Infrastructure, Maintenance Among Issues Preventing Faster Transition to Natural Gas

By Lorrie Grant and Eric Miller, Staff Reporters

This story appears in the Dec. 10 print edition of Transport Topics.

ARLINGTON, Va. — The low price of natural gas is a main reason why it is so appealing to trucking, but concerns ranging from infrastructure to maintenance are forcing the industry to go slow, executives said.

Additional speakers at American Trucking Associations’ Summit on Natural Gas in Trucking here also raised some environmental and safety issues that need to be resolved before widespread acceptance takes place.

Truckers said that with natural gas priced as much as $2 a gallon-equivalent cheaper than diesel, it is an attractive option.



And U.S. natural gas prices are expected to remain significantly lower than diesel — which has languished at $4 a gallon — primarily because of the plentiful domestic gas supply.

With that kind of savings, executives with UPS Inc., Swift Transportation and Lynden Inc. each said they have no choice but to consider expanding fuel options to include natural gas.

“We’re spending hundreds of millions a year for fuel, so that was a serious problem,” said Jim Bruce, vice president of corporate public affairs for UPS, Atlanta.

Kara Ross, a spokeswoman for the package carrier, said UPS spent $4 billion on fuel across all segments last year and, so far this year, has shelled out $3 billion.

UPS has a great deal of experience, given the 1,424 alternative-fuel vehicles in its U.S. fleet.

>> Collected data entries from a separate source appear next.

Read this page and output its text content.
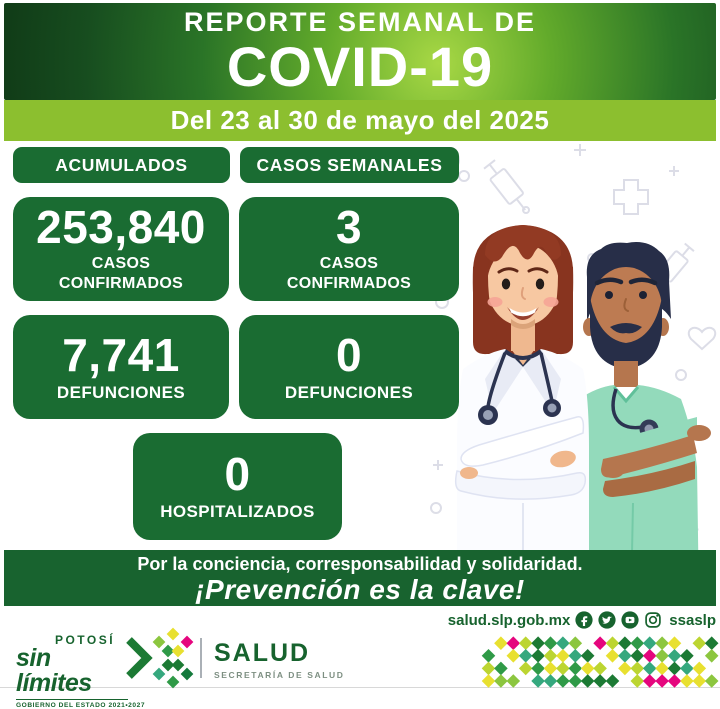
REPORTE SEMANAL DE
COVID-19
Del 23 al 30 de mayo del 2025
ACUMULADOS	CASOS SEMANALES
253,840
CASOS
CONFIRMADOS
3
CASOS
CONFIRMADOS
7,741
DEFUNCIONES
0
DEFUNCIONES
0
HOSPITALIZADOS
Por la conciencia, corresponsabilidad y solidaridad.
¡Prevención es la clave!
salud.slp.gob.mx	ssaslp
POTOSÍ
sin límites
GOBIERNO DEL ESTADO 2021•2027
SALUD
SECRETARÍA DE SALUD
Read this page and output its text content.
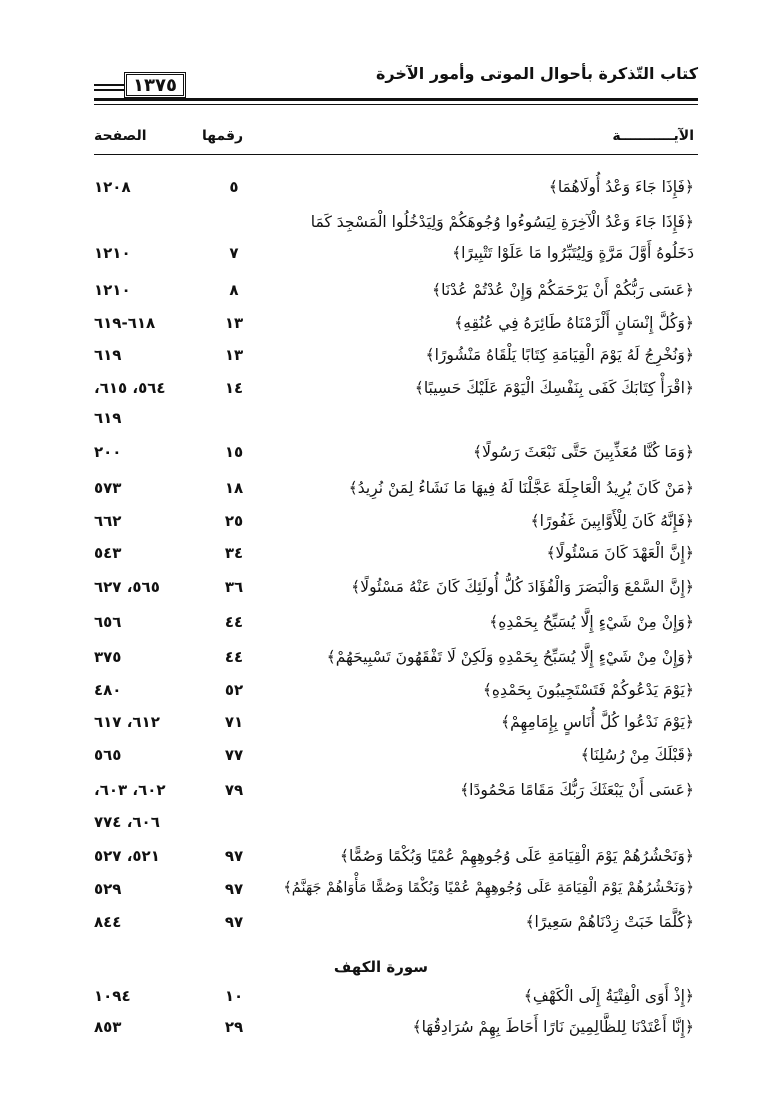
كتاب التّذكرة بأحوال الموتى وأمور الآخرة
١٣٧٥
الآيـــــــــــة
رقمها
الصفحة
﴿فَإِذَا جَاءَ وَعْدُ أُولَاهُمَا﴾
٥
١٢٠٨
﴿فَإِذَا جَاءَ وَعْدُ الْآخِرَةِ لِيَسُوءُوا وُجُوهَكُمْ وَلِيَدْخُلُوا الْمَسْجِدَ كَمَا
دَخَلُوهُ أَوَّلَ مَرَّةٍ وَلِيُتَبِّرُوا مَا عَلَوْا تَتْبِيرًا﴾
٧
١٢١٠
﴿عَسَى رَبُّكُمْ أَنْ يَرْحَمَكُمْ وَإِنْ عُدْتُمْ عُدْنَا﴾
٨
١٢١٠
﴿وَكُلَّ إِنْسَانٍ أَلْزَمْنَاهُ طَائِرَهُ فِي عُنُقِهِ﴾
١٣
٦١٨-٦١٩
﴿وَنُخْرِجُ لَهُ يَوْمَ الْقِيَامَةِ كِتَابًا يَلْقَاهُ مَنْشُورًا﴾
١٣
٦١٩
﴿اقْرَأْ كِتَابَكَ كَفَى بِنَفْسِكَ الْيَوْمَ عَلَيْكَ حَسِيبًا﴾
١٤
٥٦٤، ٦١٥،
٦١٩
﴿وَمَا كُنَّا مُعَذِّبِينَ حَتَّى نَبْعَثَ رَسُولًا﴾
١٥
٢٠٠
﴿مَنْ كَانَ يُرِيدُ الْعَاجِلَةَ عَجَّلْنَا لَهُ فِيهَا مَا نَشَاءُ لِمَنْ نُرِيدُ﴾
١٨
٥٧٣
﴿فَإِنَّهُ كَانَ لِلْأَوَّابِينَ غَفُورًا﴾
٢٥
٦٦٢
﴿إِنَّ الْعَهْدَ كَانَ مَسْئُولًا﴾
٣٤
٥٤٣
﴿إِنَّ السَّمْعَ وَالْبَصَرَ وَالْفُؤَادَ كُلُّ أُولَئِكَ كَانَ عَنْهُ مَسْئُولًا﴾
٣٦
٥٦٥، ٦٢٧
﴿وَإِنْ مِنْ شَيْءٍ إِلَّا يُسَبِّحُ بِحَمْدِهِ﴾
٤٤
٦٥٦
﴿وَإِنْ مِنْ شَيْءٍ إِلَّا يُسَبِّحُ بِحَمْدِهِ وَلَكِنْ لَا تَفْقَهُونَ تَسْبِيحَهُمْ﴾
٤٤
٣٧٥
﴿يَوْمَ يَدْعُوكُمْ فَتَسْتَجِيبُونَ بِحَمْدِهِ﴾
٥٢
٤٨٠
﴿يَوْمَ نَدْعُوا كُلَّ أُنَاسٍ بِإِمَامِهِمْ﴾
٧١
٦١٢، ٦١٧
﴿قَبْلَكَ مِنْ رُسُلِنَا﴾
٧٧
٥٦٥
﴿عَسَى أَنْ يَبْعَثَكَ رَبُّكَ مَقَامًا مَحْمُودًا﴾
٧٩
٦٠٢، ٦٠٣،
٦٠٦، ٧٧٤
﴿وَنَحْشُرُهُمْ يَوْمَ الْقِيَامَةِ عَلَى وُجُوهِهِمْ عُمْيًا وَبُكْمًا وَصُمًّا﴾
٩٧
٥٢١، ٥٢٧
﴿وَنَحْشُرُهُمْ يَوْمَ الْقِيَامَةِ عَلَى وُجُوهِهِمْ عُمْيًا وَبُكْمًا وَصُمًّا مَأْوَاهُمْ جَهَنَّمُ﴾
٩٧
٥٢٩
﴿كُلَّمَا خَبَتْ زِدْنَاهُمْ سَعِيرًا﴾
٩٧
٨٤٤
﴿إِذْ أَوَى الْفِتْيَةُ إِلَى الْكَهْفِ﴾
١٠
١٠٩٤
﴿إِنَّا أَعْتَدْنَا لِلظَّالِمِينَ نَارًا أَحَاطَ بِهِمْ سُرَادِقُهَا﴾
٢٩
٨٥٣
سورة الكهف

As early as 1989, it was using compressed natural gas vehicles and by 2000 had added liquefied natural gas vehicles. Overall, it currently has 933 CNG vehicles and 93 LNG.

For longhaul trucking operations, the company prefers LNG, Bruce said.

LNG is made by chilling natural gas to at least minus 260 degrees Fahrenheit; it is thought of as the choice form for heavy-duty trucks making longer hauls.

“There are CNG options for Class 8 if you can stack the cylinders on the back, and we’re looking at that,” Bruce added.

While Jerry Moyes, chairman and CEO of Swift, Phoenix, agrees natural gas improves overall cost efficiencies, he is not completely sold on the overall value.

“We’re being asked to pay $100,000 extra for these trucks,” he said, noting that the reduced torque and fairly common engine technology doesn’t justify the cost, especially considering how frequently Swift turns over its fleet.

“We run 16,000 trucks and trade them every four years. We’ve got to know what the resale value is. It’s a big unknown,” he said.

Poor infrastructure is another apprehension for executives.

Throughout the conference, the lack of refueling options on long-distance routes was emphasized — which could drastically cut operating range — as well as the cost of installation, which can range from $1 million for a simple auto-fill station to $10 million for an eight-lane CNG station, by some estimates.

Lynden, Anchorage, Alaska, is yet to try natural gas in its trucks, but Anna Deal, head of the company’s green initiatives, said it is an attractive possibility, citing that it is a cleaner-burning fuel.

In a project between Lynden and the National Energy Policy Institute, Tulsa, Okla., Lynden found such pros as a minimum of about 70,000 miles per truck per year would yield a 20% return on investment and barriers that included the additional weight of fuel tanks that detract from payload and revenue.

“The question is: When do the savings from the less-expensive natural gas outweigh all of the disadvantages?” Deal asked.

Separately, Fred Krupp, president of the Environmental Defense Fund, agreed that “natural gas could be the opportunity we’re all looking for, but there are some big questions that need to be addressed first.”

In particular, he said a lack of adequate data about the amount of greenhouse-gas leakage from wells and pipelines during natural-gas production makes the large investment needed for motor carriers to retool their fleets a “high-risk proposition.”

Those methane escapes should be limited to less than 1% of the natural gas produced, Krupp said.

“Until we have assurance that we’re at 1%, or can see a clear way that we’re going to be there soon, we can’t endorse moving forward with natural gas,” Krupp said.

“None of us want to go down an expensive ride on a dead-end street.”

In addition to environmental concerns, there also are potential safety issues, said David Hill, vice president of natural gas economy operations for Encana Corp., a Canadian natural gas producer.

Training of drivers for handling natural gas fuels is essential, Hill said. Natural gas is potentially flammable when spilled, but harder to ignite. However, because it is odorless, the primary danger is asphyxiation, Hill said. And, Hill said no flip-flops for drivers — it will burn or freeze the skin on contact.